"A fullback's getting this much attention?" Stoops joked before taking the podium and making another comment during his weekly presser. "I saw Trey was getting a bunch of attention earlier. Fullbacks don't get that much attention, do they?"
And the fact of the matter is the 6-foot-2, 246 lb. freshman fullback deserves this kind of attention.
Stoops attributes much of that to his maturity level.
"I know I've been bragging about him a lot, and the guy is just mature beyond his years and how he handles himself, mature beyond his years physically, everything," Stoops said. "You know, he's just a really powerful player and talented guy."
And he's a talented guy with good technique who is quickly making the transition from running back--he had 219 carries for 1,413 yards and 17 touchdowns last year in high school--to a blocker at fullback.
"It's been a big adjustment," Millard said. "But I've had time through two-a-days and camp and everything to work on my blocking and letting [DeMarco Murray] run for 1,000-plus this season."
It's not to say OU can't use him in the rushing attack.
"You know, you get a guy that has that kind of size to him, and he's got light feet and great hands," Stoops said. "So, we're excited about Trey, and you guys know who have watched us in the different ways we try and run the football, we love guys like that and play them a lot."
Millard certainly bolsters their arsenal.
"Trey's going to provide a lot of different options and give us some versatility, you know, as he continues to mature," Stoops said.
Now, the fact that he's playing and making the Sooners more versatile as a true freshman says something in itself, but consider he's starting and that's at a whole new level.
"I've been living the dream," Millard said. "You know, to start as a true freshman at the University of Oklahoma is every high schooler's wish for [college football]. I mean, this is the school that I wanted to come to.
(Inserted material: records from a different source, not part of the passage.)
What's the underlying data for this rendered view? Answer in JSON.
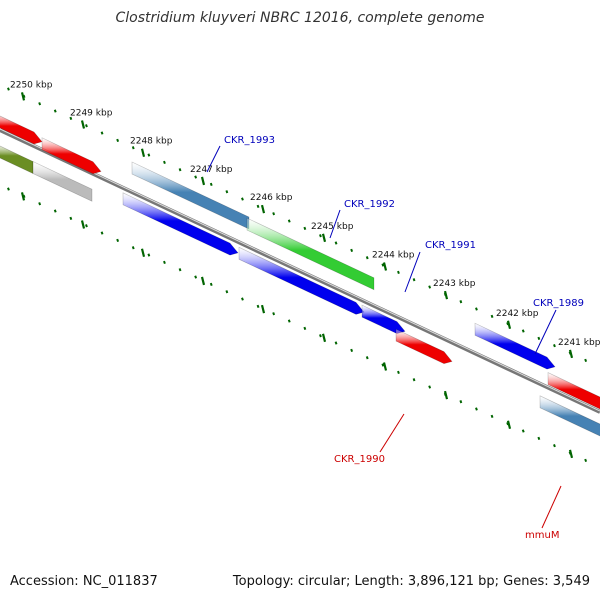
{
  "title": "Clostridium kluyveri NBRC 12016, complete genome",
  "accession_text": "Accession: NC_011837",
  "summary_text": "Topology: circular; Length: 3,896,121 bp; Genes: 3,549",
  "scale": {
    "unit": "kbp",
    "ticks": [
      "2250 kbp",
      "2249 kbp",
      "2248 kbp",
      "2247 kbp",
      "2246 kbp",
      "2245 kbp",
      "2244 kbp",
      "2243 kbp",
      "2242 kbp",
      "2241 kbp"
    ]
  },
  "genes": [
    {
      "name": "CKR_1993",
      "color": "#0000bb"
    },
    {
      "name": "CKR_1992",
      "color": "#0000bb"
    },
    {
      "name": "CKR_1991",
      "color": "#0000bb"
    },
    {
      "name": "CKR_1989",
      "color": "#0000bb"
    },
    {
      "name": "CKR_1990",
      "color": "#cc0000"
    },
    {
      "name": "mmuM",
      "color": "#cc0000"
    }
  ],
  "colors": {
    "blue": "#0000ee",
    "steel": "#4682b4",
    "green": "#33cc33",
    "red": "#ee0000",
    "olive": "#6b8e23",
    "gray": "#bbbbbb",
    "backbone": "#777777",
    "tick": "#006400"
  }
}
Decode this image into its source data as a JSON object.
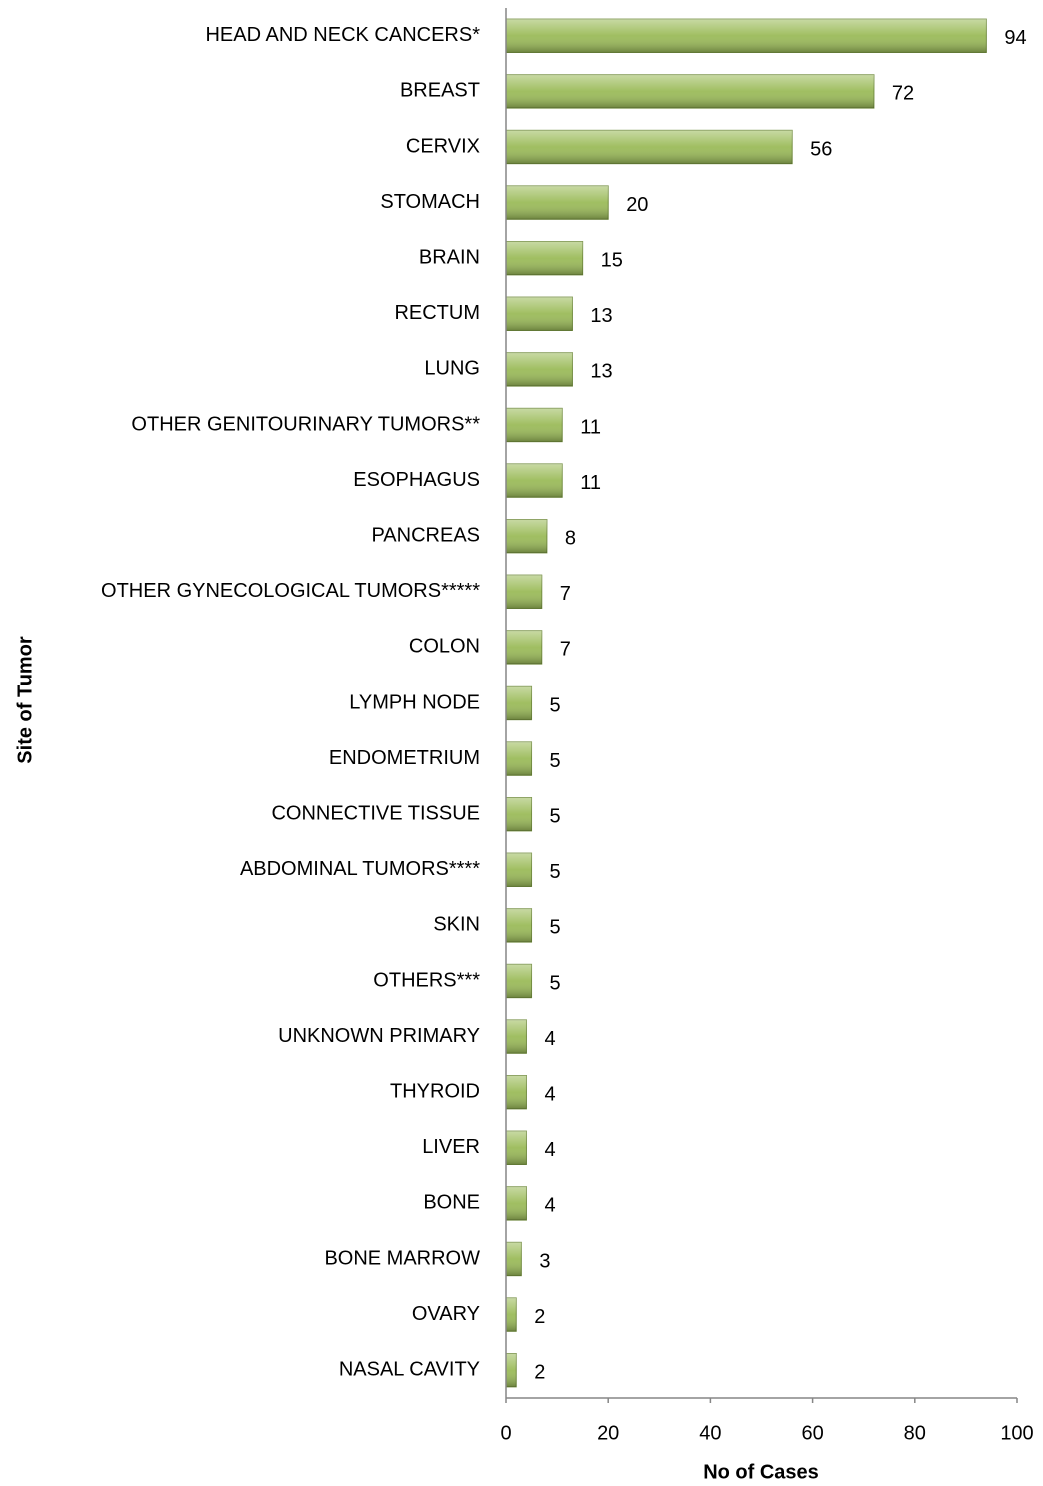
{
  "chart_data": {
    "type": "bar",
    "orientation": "horizontal",
    "x_label": "No of Cases",
    "y_label": "Site of Tumor",
    "categories": [
      "HEAD AND NECK CANCERS*",
      "BREAST",
      "CERVIX",
      "STOMACH",
      "BRAIN",
      "RECTUM",
      "LUNG",
      "OTHER GENITOURINARY TUMORS**",
      "ESOPHAGUS",
      "PANCREAS",
      "OTHER GYNECOLOGICAL TUMORS*****",
      "COLON",
      "LYMPH NODE",
      "ENDOMETRIUM",
      "CONNECTIVE TISSUE",
      "ABDOMINAL TUMORS****",
      "SKIN",
      "OTHERS***",
      "UNKNOWN PRIMARY",
      "THYROID",
      "LIVER",
      "BONE",
      "BONE MARROW",
      "OVARY",
      "NASAL CAVITY"
    ],
    "values": [
      94,
      72,
      56,
      20,
      15,
      13,
      13,
      11,
      11,
      8,
      7,
      7,
      5,
      5,
      5,
      5,
      5,
      5,
      4,
      4,
      4,
      4,
      3,
      2,
      2
    ],
    "color": "#9bbb59",
    "xlim": [
      0,
      100
    ],
    "xticks": [
      0,
      20,
      40,
      60,
      80,
      100
    ],
    "grid": false
  }
}
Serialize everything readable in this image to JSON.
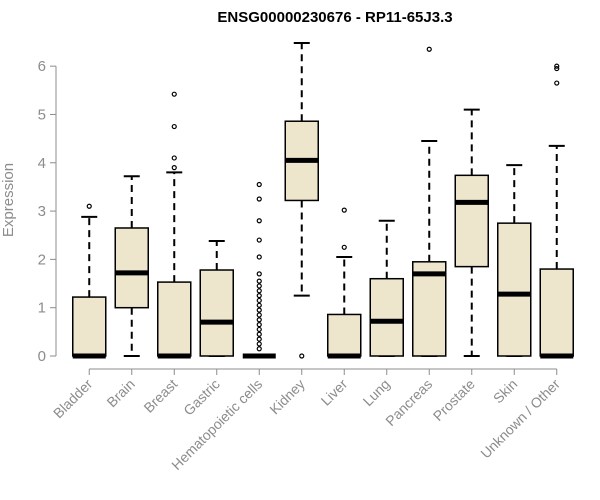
{
  "chart_data": {
    "type": "box",
    "title": "ENSG00000230676 - RP11-65J3.3",
    "xlabel": "",
    "ylabel": "Expression",
    "ylim": [
      0,
      6.5
    ],
    "yticks": [
      0,
      1,
      2,
      3,
      4,
      5,
      6
    ],
    "box_fill": "#ede6cc",
    "categories": [
      "Bladder",
      "Brain",
      "Breast",
      "Gastric",
      "Hematopoietic cells",
      "Kidney",
      "Liver",
      "Lung",
      "Pancreas",
      "Prostate",
      "Skin",
      "Unknown / Other"
    ],
    "boxes": [
      {
        "min": 0,
        "q1": 0,
        "median": 0,
        "q3": 1.22,
        "max": 2.88,
        "outliers": [
          3.1
        ]
      },
      {
        "min": 0,
        "q1": 1.0,
        "median": 1.72,
        "q3": 2.65,
        "max": 3.72,
        "outliers": []
      },
      {
        "min": 0,
        "q1": 0,
        "median": 0,
        "q3": 1.53,
        "max": 3.8,
        "outliers": [
          3.9,
          4.1,
          4.75,
          5.42
        ]
      },
      {
        "min": 0,
        "q1": 0,
        "median": 0.7,
        "q3": 1.78,
        "max": 2.38,
        "outliers": []
      },
      {
        "min": 0,
        "q1": 0,
        "median": 0,
        "q3": 0,
        "max": 0,
        "outliers": [
          0.15,
          0.25,
          0.35,
          0.45,
          0.55,
          0.65,
          0.75,
          0.85,
          0.95,
          1.05,
          1.15,
          1.25,
          1.35,
          1.45,
          1.55,
          1.7,
          2.05,
          2.4,
          2.8,
          3.25,
          3.55
        ]
      },
      {
        "min": 1.25,
        "q1": 3.22,
        "median": 4.05,
        "q3": 4.86,
        "max": 6.48,
        "outliers": [
          0
        ]
      },
      {
        "min": 0,
        "q1": 0,
        "median": 0,
        "q3": 0.86,
        "max": 2.05,
        "outliers": [
          2.25,
          3.02
        ]
      },
      {
        "min": 0,
        "q1": 0,
        "median": 0.72,
        "q3": 1.6,
        "max": 2.8,
        "outliers": []
      },
      {
        "min": 0,
        "q1": 0,
        "median": 1.7,
        "q3": 1.95,
        "max": 4.45,
        "outliers": [
          6.35
        ]
      },
      {
        "min": 0,
        "q1": 1.85,
        "median": 3.18,
        "q3": 3.74,
        "max": 5.1,
        "outliers": []
      },
      {
        "min": 0,
        "q1": 0,
        "median": 1.28,
        "q3": 2.75,
        "max": 3.95,
        "outliers": []
      },
      {
        "min": 0,
        "q1": 0,
        "median": 0,
        "q3": 1.8,
        "max": 4.35,
        "outliers": [
          5.65,
          5.95,
          6.0
        ]
      }
    ]
  }
}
It's like my dream school, and I'm just living the dream."
Like most freshmen, he admits the pace of the game is the biggest difference between high school and college, but something else has been challenging as well.
"The speed and for me, in particular, would be the blocking because I didn't do it as much in high school," Millard said. "The fullback blocking is a lot different than anything from what I've done really that much in high school. So, just the blocking and then overall speed of the game is so much faster than high school obviously."
But he's progressing in that phase of his game.
"I think I'm getting there," Millard said. "I can still be better. You can always be better, and [I'll] just continue to work on it and just try as best as I can."
One thing's for sure: Millard's become an important part of the Sooner offense.